SBAS could help Australian economy locate $6bn over 30 years

Wednesday, 14 August, 2019

SBAS could help Australian economy locate $6bn over 30 years

A new precise satellite positioning system could deliver more than $6 billion to the Australian economy over the next 30 years, a national trial has shown.

The trial — an 18-month testbed of a satellite-based augmentation system (SBAS) led by Geoscience Australia — spanned 27 projects in 10 industries including Australia and New Zealand’s mining, farming and disability sectors.

During the trial, the system showed potential to generate significant economic benefits through increased productivity, better health and safety outcomes and improved environmental management, Minister for Resources and Northern Australia Matt Canavan said during a speech at CQUniversity’s Rockhampton campus on Monday.

“SBAS provides instant, accurate and reliable positioning without the need for mobile phone or internet coverage, improving the accuracy of GPS positioning from 5–10 m down to 10 cm across Australia and its maritime zones,” Canavan said.

“This improved positioning is a particular game changer for operators who might be based in isolated areas, such as farmers and miners, with trials showing significant efficiencies across the board.

“The latest figures show a possible $820 million saving in feed and fertiliser over 30 years through improved pasture utilisation, while mining could see a saving of $577 million through improved efficiency of mining haul trucks.”

CQUniversity agriculture lecturer Dr Jaime Manning said the university has been undertaking a trial project to test the benefits of SBAS for livestock tracking.

“We have successfully demonstrated real benefits through the trial of SBAS-enabled GPS to improve the accuracy of on-animal sensing systems, which helps us to understand an animal’s behaviour and where they are in a landscape,” Dr Manning said.

“For beef cattle producers in this region, this research means that in future we will be able to detect issues such as which parts of a paddock may be overgrazed, or if an animal is not moving normally and may be sick or lame.

“The enhanced accuracy provided by SBAS will also support the adoption of technologies like virtual fencing in more intensively grazed pastures, which has been estimated in this report as potentially saving dairy farmers $100 per cow each year.”

Canavan said SBAS technology has other benefits to agriculture and the Central Queensland economy.

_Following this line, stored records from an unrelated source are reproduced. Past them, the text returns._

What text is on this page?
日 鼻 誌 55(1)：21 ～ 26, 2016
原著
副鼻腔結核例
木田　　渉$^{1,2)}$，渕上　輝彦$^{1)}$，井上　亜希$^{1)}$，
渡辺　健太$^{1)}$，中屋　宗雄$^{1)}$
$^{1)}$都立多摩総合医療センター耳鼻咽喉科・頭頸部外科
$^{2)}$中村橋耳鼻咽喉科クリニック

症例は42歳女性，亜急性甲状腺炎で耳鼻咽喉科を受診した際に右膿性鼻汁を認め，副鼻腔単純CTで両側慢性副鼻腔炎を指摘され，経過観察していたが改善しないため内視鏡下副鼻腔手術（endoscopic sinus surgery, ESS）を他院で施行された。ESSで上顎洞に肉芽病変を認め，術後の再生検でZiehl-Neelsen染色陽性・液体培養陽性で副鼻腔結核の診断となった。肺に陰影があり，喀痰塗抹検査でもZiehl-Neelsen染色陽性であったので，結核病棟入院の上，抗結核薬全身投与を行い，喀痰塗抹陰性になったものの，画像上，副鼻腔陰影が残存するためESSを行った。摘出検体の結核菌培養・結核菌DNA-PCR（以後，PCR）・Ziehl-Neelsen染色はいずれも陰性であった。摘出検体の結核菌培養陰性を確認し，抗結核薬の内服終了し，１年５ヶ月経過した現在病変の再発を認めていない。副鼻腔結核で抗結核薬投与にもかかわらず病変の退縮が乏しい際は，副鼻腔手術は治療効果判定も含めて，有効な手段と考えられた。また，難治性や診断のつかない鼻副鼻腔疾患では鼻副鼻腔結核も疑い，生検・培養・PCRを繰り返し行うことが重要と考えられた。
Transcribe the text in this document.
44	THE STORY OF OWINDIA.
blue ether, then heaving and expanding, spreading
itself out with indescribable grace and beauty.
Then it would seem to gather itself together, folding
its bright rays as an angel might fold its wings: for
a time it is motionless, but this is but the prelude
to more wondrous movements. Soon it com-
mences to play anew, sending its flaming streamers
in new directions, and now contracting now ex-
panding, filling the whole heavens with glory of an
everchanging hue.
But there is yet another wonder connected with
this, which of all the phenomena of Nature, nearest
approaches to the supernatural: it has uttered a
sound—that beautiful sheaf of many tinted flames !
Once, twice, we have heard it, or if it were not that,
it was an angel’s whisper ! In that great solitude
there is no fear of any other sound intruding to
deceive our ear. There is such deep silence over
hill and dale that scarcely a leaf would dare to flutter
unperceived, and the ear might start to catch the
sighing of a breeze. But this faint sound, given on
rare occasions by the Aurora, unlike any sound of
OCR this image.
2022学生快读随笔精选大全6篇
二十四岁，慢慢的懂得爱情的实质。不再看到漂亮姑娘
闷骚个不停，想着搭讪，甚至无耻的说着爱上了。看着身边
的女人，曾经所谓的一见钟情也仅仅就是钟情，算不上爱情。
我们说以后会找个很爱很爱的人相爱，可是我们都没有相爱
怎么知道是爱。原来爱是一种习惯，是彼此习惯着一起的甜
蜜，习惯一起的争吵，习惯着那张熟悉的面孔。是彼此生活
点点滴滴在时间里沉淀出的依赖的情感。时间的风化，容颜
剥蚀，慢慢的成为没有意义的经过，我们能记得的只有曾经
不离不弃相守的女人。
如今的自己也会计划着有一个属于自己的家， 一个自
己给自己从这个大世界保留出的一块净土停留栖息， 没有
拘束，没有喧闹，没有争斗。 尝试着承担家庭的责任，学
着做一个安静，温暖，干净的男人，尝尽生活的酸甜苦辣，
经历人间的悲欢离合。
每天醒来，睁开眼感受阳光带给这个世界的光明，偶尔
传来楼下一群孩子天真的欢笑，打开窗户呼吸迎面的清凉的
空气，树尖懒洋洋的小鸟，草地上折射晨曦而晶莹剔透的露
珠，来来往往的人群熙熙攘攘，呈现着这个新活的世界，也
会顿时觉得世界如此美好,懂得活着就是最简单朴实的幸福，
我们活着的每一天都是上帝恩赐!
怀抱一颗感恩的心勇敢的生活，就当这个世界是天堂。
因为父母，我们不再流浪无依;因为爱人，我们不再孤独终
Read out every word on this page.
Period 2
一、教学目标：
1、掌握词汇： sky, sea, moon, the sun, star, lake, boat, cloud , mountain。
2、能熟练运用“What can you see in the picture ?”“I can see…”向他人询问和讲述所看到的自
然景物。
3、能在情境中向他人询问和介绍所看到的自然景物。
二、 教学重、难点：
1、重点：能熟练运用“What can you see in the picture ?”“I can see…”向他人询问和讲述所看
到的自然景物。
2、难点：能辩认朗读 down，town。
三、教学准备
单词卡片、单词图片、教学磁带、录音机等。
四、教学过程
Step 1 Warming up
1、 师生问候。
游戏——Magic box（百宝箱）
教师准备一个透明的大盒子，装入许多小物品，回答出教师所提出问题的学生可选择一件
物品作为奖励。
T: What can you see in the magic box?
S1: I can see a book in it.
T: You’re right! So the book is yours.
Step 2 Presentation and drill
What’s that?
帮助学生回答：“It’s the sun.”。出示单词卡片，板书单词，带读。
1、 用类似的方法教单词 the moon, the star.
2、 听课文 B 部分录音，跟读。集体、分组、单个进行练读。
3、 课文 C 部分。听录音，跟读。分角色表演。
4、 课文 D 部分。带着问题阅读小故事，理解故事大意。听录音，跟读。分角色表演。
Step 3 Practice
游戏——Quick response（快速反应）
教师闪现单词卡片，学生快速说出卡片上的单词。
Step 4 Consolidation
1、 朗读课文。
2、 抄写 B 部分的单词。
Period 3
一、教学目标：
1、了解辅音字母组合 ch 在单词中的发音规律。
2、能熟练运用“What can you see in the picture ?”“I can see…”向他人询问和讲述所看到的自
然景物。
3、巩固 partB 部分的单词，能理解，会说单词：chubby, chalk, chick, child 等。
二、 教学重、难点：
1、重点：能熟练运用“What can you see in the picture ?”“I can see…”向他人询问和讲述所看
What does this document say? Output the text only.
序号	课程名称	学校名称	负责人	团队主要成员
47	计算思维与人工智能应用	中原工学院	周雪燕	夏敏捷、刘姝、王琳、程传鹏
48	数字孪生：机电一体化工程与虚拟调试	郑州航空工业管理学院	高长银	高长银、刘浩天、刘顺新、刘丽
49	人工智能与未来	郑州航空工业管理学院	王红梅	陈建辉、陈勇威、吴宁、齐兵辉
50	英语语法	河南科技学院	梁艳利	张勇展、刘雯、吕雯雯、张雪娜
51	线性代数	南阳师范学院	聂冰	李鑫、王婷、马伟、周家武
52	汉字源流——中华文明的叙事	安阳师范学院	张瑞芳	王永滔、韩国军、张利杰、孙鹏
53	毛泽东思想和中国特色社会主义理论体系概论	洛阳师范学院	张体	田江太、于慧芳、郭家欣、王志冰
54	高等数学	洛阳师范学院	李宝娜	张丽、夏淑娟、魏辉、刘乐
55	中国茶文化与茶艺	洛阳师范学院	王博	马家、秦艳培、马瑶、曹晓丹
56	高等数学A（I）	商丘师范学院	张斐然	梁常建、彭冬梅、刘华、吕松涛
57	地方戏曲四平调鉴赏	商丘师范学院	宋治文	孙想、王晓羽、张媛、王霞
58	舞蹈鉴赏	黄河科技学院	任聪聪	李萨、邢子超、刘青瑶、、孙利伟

“In addition to the benefits to beef and dairy farmers, the livestock industry could benefit from improved animal tracking to help early detection of predators, which could save $80 million in sellable sheep over 30 years.”

The Australasian SBAS trial received $12 million funding from the Australian Government and a further $2 million from the New Zealand Government.

The trial was led by Geoscience Australia in partnership with Land Information New Zealand, with FrontierSI managing industry projects.

The 2018–19 Budget included $160.9 million to Geoscience Australia to secure a fully operational SBAS for the Australasian region and a further $64 million for Australia’s National Positioning Infrastructure Capability, which will improve positioning to 3–5 cm in areas with mobile coverage.